If parents have the option for one of them to be a SAH during the pre-school years then great, TBH most of the professional families I know both parents work. I only know 2 SAHMs. The norm around here is for families with a joint income although quite often with one parents working part time.

I personally believe if it's going to financially benefit your family it's a good idea to get a job when your dc start school. Not popular on here but am always a bit when I hear of SAHMs with dcs in full time education.

My Mum was a nurse and always worked so we wouldn't look as "poor as church mice" or like "typical vicars children" (her words!). She did 2 or 3 night shifts a week during the preschool years and then looked after us for part of the day until my dad could take over. Then she worked full time in senior nursing position once we were in school.
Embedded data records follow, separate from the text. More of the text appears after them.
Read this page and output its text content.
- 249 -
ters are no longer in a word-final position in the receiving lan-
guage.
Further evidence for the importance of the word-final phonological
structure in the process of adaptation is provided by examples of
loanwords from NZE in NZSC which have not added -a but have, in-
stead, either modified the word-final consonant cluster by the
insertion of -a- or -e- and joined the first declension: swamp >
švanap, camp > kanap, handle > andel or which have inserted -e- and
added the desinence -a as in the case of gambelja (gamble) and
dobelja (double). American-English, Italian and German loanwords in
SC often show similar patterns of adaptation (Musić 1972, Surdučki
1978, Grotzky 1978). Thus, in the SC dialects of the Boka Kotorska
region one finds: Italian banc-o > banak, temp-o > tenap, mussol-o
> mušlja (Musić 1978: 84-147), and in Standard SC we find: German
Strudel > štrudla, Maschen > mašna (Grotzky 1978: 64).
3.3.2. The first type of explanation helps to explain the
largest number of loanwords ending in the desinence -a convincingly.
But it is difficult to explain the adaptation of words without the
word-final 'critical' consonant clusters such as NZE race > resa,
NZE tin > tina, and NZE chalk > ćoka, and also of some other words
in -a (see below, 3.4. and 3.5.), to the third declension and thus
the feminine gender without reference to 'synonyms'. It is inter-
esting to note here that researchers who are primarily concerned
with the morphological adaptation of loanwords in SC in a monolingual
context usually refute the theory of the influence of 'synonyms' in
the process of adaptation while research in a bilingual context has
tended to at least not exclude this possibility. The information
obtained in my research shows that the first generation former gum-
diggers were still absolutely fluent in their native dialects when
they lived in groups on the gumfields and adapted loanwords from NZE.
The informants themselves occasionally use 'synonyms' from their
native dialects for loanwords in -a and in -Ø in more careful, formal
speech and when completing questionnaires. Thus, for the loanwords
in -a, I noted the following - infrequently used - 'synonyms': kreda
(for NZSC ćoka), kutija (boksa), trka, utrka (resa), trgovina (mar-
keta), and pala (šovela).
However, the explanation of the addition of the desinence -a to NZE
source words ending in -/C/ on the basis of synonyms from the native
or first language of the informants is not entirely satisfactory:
She was the main breadwinner and still wore charity shop stuff herself so me and my sister could have new clothes.

Dd (3.5) and her nursery friends often play "going to work" as that's the norm for them.

I'm on mat leave at the mo with ds (5 months) i'll be returning to work part time when he's 1. I feel no guilt. I'm doing it for financial reasons and also because i want to. It does not make me a bad mother.

Bumperlicious · 21/02/2010 15:23

Kittywise, even if LEM was ostensibly asking whether she should do it or not you are clearly being facetious, as in her state, with little choice and clearly wracked with guilt saying she was doing the wrong thing was completely insensitive.

LEM, your friend is clearly being a twat and stating rules that suit her own situation. Your DD will be fine. You are clearly having a tough time and I hope your interview goes well, but I also want to say, in the nicest possible way, that you need to get a bit of perspective. You friend has clearly bought much of this up, but remember that many of us have been 'abandoning' our children for a lot longer out of necessity. You are lucky to have been at home as long as you have been.

Sorry, I don't mean that to sound as harsh as Kitty's post, I am grumpy with morning sickness and dreading going to work each day so would love to be able to be at home.